Associations and non-profits tend to have a life of their own. The March of Dimes was founded by Franklin D. Roosevelt specifically to find a cure for, and help, people with polio. He was memorialized on the dime coin specifically to ensure the memory of a connection between President Roosevelt and the March of Dimes.
It was fantastically important and successful organization. Both Jonas Salk and Albert Sabin were given grants by the organization. They actually cured polio, a horrid disease that damaged the lives of more than 35,000 people each year and led to countless more being afraid to allow children to go outside in the summer when the virus seemed to peak.
Yet the March of Dimes organization didn’t declare victory, close up and urge people to donate to other valuable causes. Today on its website, there is a “Mom and Baby COVID-19 Intervention and Support Fund” appeal. The institutional imperative rolls on long after the cause was won.

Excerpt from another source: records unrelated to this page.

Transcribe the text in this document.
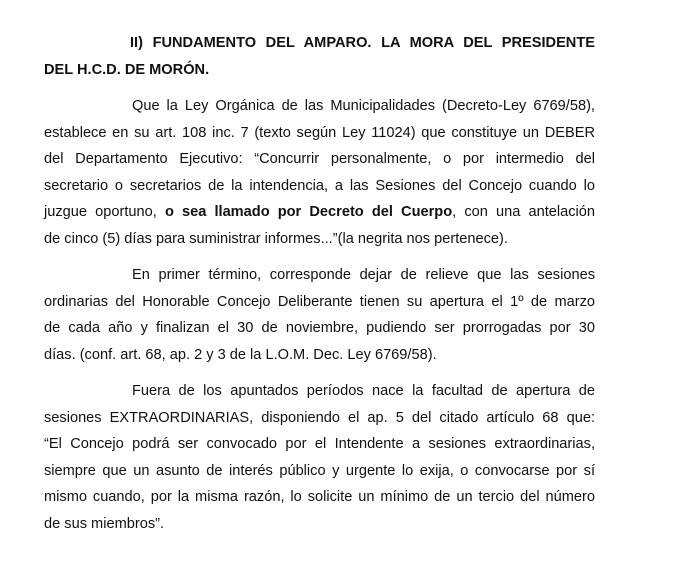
II) FUNDAMENTO DEL AMPARO. LA MORA DEL PRESIDENTE
DEL H.C.D. DE MORÓN.
Que la Ley Orgánica de las Municipalidades (Decreto-Ley 6769/58),
establece en su art. 108 inc. 7 (texto según Ley 11024) que constituye un DEBER
del Departamento Ejecutivo: “Concurrir personalmente, o por intermedio del
secretario o secretarios de la intendencia, a las Sesiones del Concejo cuando lo
juzgue oportuno, o sea llamado por Decreto del Cuerpo, con una antelación
de cinco (5) días para suministrar informes...”(la negrita nos pertenece).
En primer término, corresponde dejar de relieve que las sesiones
ordinarias del Honorable Concejo Deliberante tienen su apertura el 1º de marzo
de cada año y finalizan el 30 de noviembre, pudiendo ser prorrogadas por 30
días. (conf. art. 68, ap. 2 y 3 de la L.O.M. Dec. Ley 6769/58).
Fuera de los apuntados períodos nace la facultad de apertura de
sesiones EXTRAORDINARIAS, disponiendo el ap. 5 del citado artículo 68 que:
“El Concejo podrá ser convocado por el Intendente a sesiones extraordinarias,
siempre que un asunto de interés público y urgente lo exija, o convocarse por sí
mismo cuando, por la misma razón, lo solicite un mínimo de un tercio del número
de sus miembros”.
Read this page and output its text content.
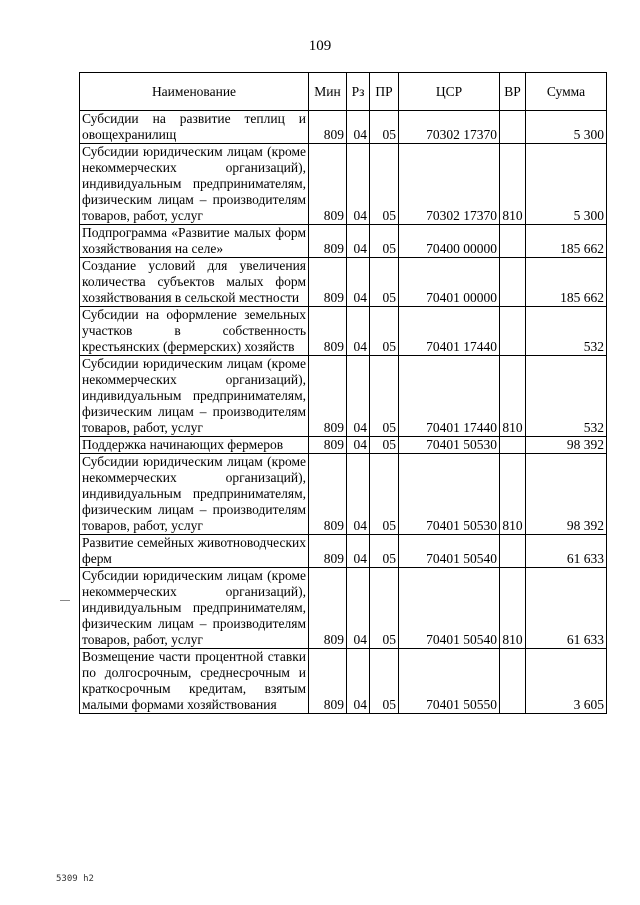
109
Наименование	Мин	Рз	ПР	ЦСР	ВР	Сумма
Субсидии на развитие теплиц и овощехранилищ	809	04	05	70302 17370		5 300
Субсидии юридическим лицам (кроме некоммерческих организаций), индивидуальным предпринимателям, физическим лицам – производителям товаров, работ, услуг	809	04	05	70302 17370	810	5 300
Подпрограмма «Развитие малых форм хозяйствования на селе»	809	04	05	70400 00000		185 662
Создание условий для увеличения количества субъектов малых форм хозяйствования в сельской местности	809	04	05	70401 00000		185 662
Субсидии на оформление земельных участков в собственность крестьянских (фермерских) хозяйств	809	04	05	70401 17440		532
Субсидии юридическим лицам (кроме некоммерческих организаций), индивидуальным предпринимателям, физическим лицам – производителям товаров, работ, услуг	809	04	05	70401 17440	810	532
Поддержка начинающих фермеров	809	04	05	70401 50530		98 392
Субсидии юридическим лицам (кроме некоммерческих организаций), индивидуальным предпринимателям, физическим лицам – производителям товаров, работ, услуг	809	04	05	70401 50530	810	98 392
Развитие семейных животноводческих ферм	809	04	05	70401 50540		61 633
Субсидии юридическим лицам (кроме некоммерческих организаций), индивидуальным предпринимателям, физическим лицам – производителям товаров, работ, услуг	809	04	05	70401 50540	810	61 633
Возмещение части процентной ставки по долгосрочным, среднесрочным и краткосрочным кредитам, взятым малыми формами хозяйствования	809	04	05	70401 50550		3 605
5309 h2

Terrible losses have been caused by COVID-19. Loss of lives, loss of businesses, loss of employment. We don’t actually know the future of the foodservice segment of the industry. But determining what we want our industry associations to do in response to this new era — and how they should be structured — is a new imperative. If we act wisely, our decisions may come to be seen as one of the positive things to come from this horrid pandemic moment.